Hasankeyf’e Çin Seddi Tehdidi

Çevre ve Orman Bakanlığı, Ilısu Barajı için gerekli maddi kaynağı sağlamak için Çin Halk Cumhuriyeti’nin en büyük kredi firması olan Sinosure ile anlaşma sağlamaya çalışıyor.

Hasankeyf ve içinde bulunduğu Dicle Vadisi, UNESCO Doğal ve Kültürel Miras kriterlerinin 10’undan 9’unu karşılamasına rağmen, Türkiye hükümeti Hasankeyf’in UNESCO Dünya Mirası listesine dâhil edilmesi için henüz her hangi bir başvuruda bulunmadı. Öte yandan, 1987 yılından beri UNESCO Doğal ve Kültürel Mirası listesinde bulunan ve uzaydan görülebilen tek insan yapısı olan Çin Seddi, Hasankeyf ile karşılaştırıldığında, UNESCO kriterlerinden sadece 5’ni sağlıyor.

Doğa Derneği Başkanı Güven Eken yaptığı açıklamada “Eğer Çin ile anlaşma gerçekleşirse, Hasankeyf ve antik Mezopotamya’nın bir bölümü yeni bir ‘Çin Seddi’ nedeniyle sular altında kalacak. Nasıl Çinliler kendi dünya miraslarını yok edecek bir projenin Türkiye şirketleri tarafından finanse edilmesine şiddetle karşı çıkarlarsa, biz de Hasankeyf gibi Çin Seddi’nden daha fazla UNESCO kriterini sağlayan doğa ve kültür mirasımızın Çin’den sağlanacak kredi nedeniyle sular altında kalmasına karşı çıkıyoruz” dedi.

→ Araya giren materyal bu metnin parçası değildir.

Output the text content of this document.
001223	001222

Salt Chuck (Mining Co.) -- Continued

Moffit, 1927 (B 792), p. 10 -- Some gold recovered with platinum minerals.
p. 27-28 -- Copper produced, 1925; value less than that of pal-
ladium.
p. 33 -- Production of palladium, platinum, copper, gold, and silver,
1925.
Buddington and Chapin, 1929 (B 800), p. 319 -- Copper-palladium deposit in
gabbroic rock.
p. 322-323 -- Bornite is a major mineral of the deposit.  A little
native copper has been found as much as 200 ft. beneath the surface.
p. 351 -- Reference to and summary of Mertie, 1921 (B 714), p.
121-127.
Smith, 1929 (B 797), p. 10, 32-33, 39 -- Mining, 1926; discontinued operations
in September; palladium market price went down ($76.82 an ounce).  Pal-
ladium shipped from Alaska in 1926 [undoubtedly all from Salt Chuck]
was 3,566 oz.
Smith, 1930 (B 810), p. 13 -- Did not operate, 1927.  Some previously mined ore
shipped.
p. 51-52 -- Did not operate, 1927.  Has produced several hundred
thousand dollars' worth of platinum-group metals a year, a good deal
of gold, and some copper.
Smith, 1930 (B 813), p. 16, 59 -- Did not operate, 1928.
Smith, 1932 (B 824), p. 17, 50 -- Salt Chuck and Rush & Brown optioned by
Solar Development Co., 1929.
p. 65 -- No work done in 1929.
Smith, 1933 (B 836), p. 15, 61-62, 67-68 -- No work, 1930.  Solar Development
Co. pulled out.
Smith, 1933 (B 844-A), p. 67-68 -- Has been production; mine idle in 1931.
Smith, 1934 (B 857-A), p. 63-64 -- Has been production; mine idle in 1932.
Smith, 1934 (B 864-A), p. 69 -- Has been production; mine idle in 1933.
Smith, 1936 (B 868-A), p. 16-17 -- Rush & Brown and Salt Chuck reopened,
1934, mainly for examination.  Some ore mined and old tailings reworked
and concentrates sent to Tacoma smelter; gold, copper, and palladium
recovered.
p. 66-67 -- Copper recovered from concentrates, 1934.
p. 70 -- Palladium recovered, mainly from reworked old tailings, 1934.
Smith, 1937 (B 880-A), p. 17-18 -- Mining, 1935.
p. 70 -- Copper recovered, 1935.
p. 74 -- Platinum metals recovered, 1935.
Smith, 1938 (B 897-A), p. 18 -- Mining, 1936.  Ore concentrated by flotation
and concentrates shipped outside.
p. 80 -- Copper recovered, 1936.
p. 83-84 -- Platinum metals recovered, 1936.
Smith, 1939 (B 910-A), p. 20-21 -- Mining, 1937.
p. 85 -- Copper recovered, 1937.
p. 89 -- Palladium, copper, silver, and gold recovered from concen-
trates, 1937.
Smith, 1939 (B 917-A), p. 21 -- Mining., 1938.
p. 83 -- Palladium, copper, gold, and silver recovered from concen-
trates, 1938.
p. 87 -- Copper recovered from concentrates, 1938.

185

Doğa Derneği Başkanı Eken, Çevre ve Orman Bakanlığı’nı, Türkiye’nin doğasını korumakla mükellefken, Türkiye’de doğaya en büyük zararı verecek olan Ilısu Barajı projesini ısrarla uygulamaya çalışmakla suçladı.

 

Eken, “Bakanlık bunu yaparken hukuku da dikkate almıyor. Çevre ve Orman Bakanlığı’nın Çin ile imzalamaya çalıştığı anlaşmanın yasal zeminini kamuoyuna derhal açıklaması gerekiyor” dedi.

Dicle Vadisi’nde yer alan tarihi kent Hasankeyf, 10 bin yıllık geçmişi ile dünyanın en eski yerleşim merkezlerinden biri. Bölgede inşa edilecek büyük baraj, Hasankeyf’le birlikte 83’den fazla arkeolojik alanın, Fırat kaplumbağası (Rafetus euphraticus) gibi nesli dünya ölçeğinde tehlike altındaki ve endemik türlerin de yok olmasına sebep olacak.